Helicobacter causes chronic inflammation of stomach mucosa. The great majority of H. pylori does not cause serious symptoms. However, helicobacter can cause gastric and duodenal ulcers. Changes caused by Helicobacter in the stomach increase the risk of gastric cancer.
Read more about H. pylori:
The Epstein-Barr virus (EBV) is a herpes virus that causes inflammation of the throat of lymphoid tissue. EBV is best known for causing inflammatory mononucleosis..
EBV is a common virus that can be passed from one person to another by coughing, sneezing, or through food and drink. Most people carry EBV even though have no symptoms. EBV cannot be got rid nor is there a vaccine against it.
“It is very rare for a herpes virus carrier to develop cancer.”
The herpes virus weakens the immune defense system that exposes cells to changes. EBV infection can cause Burkitt lymphoma, Hodgkin’s lymphoma, and certain cancers in the nose and throat area.
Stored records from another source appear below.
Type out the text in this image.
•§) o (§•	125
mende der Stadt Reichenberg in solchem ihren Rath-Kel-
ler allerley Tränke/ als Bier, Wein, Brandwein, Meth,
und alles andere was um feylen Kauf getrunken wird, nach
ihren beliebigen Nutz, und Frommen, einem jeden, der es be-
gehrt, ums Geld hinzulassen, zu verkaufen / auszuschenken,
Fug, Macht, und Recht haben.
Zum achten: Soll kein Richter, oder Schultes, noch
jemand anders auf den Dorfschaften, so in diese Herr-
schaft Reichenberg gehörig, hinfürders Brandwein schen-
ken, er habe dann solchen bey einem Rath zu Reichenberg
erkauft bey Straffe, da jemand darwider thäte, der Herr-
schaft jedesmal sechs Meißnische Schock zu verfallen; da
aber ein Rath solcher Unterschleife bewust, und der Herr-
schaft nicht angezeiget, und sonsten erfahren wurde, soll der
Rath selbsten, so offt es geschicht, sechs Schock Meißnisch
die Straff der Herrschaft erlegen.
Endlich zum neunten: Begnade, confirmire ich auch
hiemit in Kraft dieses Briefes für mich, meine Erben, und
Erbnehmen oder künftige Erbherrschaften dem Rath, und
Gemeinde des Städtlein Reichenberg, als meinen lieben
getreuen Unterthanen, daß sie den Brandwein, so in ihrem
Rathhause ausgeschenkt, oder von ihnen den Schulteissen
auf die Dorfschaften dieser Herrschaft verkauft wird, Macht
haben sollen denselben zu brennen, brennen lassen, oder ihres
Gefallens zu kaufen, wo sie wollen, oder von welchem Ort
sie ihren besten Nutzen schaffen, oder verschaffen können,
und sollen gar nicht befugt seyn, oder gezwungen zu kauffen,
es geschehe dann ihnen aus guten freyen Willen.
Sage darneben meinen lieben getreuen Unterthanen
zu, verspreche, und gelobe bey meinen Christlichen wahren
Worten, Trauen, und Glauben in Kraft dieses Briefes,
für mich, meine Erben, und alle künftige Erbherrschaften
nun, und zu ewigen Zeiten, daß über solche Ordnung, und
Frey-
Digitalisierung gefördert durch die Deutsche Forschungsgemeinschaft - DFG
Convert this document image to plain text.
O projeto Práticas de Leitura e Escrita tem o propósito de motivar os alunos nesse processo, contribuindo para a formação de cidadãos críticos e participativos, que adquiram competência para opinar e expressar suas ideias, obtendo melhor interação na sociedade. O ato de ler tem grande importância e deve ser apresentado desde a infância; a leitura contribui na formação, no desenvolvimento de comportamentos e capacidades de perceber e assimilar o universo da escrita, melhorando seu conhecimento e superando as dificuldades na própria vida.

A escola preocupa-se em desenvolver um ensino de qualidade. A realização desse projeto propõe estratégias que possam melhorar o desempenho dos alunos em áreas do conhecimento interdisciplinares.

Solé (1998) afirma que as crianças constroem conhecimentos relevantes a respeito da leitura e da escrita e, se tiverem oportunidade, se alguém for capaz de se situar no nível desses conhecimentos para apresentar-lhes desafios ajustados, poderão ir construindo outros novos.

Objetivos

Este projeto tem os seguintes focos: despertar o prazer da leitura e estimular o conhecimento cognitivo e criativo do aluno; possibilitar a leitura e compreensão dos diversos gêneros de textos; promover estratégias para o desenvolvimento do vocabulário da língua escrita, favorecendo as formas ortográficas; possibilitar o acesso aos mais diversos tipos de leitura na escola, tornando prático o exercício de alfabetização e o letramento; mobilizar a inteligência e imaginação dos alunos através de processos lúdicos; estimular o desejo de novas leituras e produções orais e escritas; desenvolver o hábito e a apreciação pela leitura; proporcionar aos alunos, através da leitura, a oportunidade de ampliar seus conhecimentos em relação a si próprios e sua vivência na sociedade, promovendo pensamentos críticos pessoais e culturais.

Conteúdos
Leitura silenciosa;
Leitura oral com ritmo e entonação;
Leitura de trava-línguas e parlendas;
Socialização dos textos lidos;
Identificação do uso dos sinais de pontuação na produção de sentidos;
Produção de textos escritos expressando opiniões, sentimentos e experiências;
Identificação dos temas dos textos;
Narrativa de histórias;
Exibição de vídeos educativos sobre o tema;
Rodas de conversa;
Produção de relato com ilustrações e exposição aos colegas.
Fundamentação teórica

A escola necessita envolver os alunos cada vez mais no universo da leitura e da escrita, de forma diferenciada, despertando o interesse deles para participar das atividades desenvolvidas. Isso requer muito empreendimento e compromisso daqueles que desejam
Another cancer associated with the herpes virus is the human herpes virus 8 (Kaposi’s Associated Herpes Virus, or KSHV). KSHV infections are very rare in Finland. This virus is transmitted by unprotected sex and via the blood. KSHV infection can cause Kaposi’s sarcoma.
It is very rare for the herpes virus carrier to develop cancer. For healthy people with a good immune defense system, herpes virus infections do not increase the risk of cancer.
HIV infection (hi virus) does not directly cause cancer. However, people with HIV are at greater risk of developing certain cancers because their immune defense system has deteriorated drastically.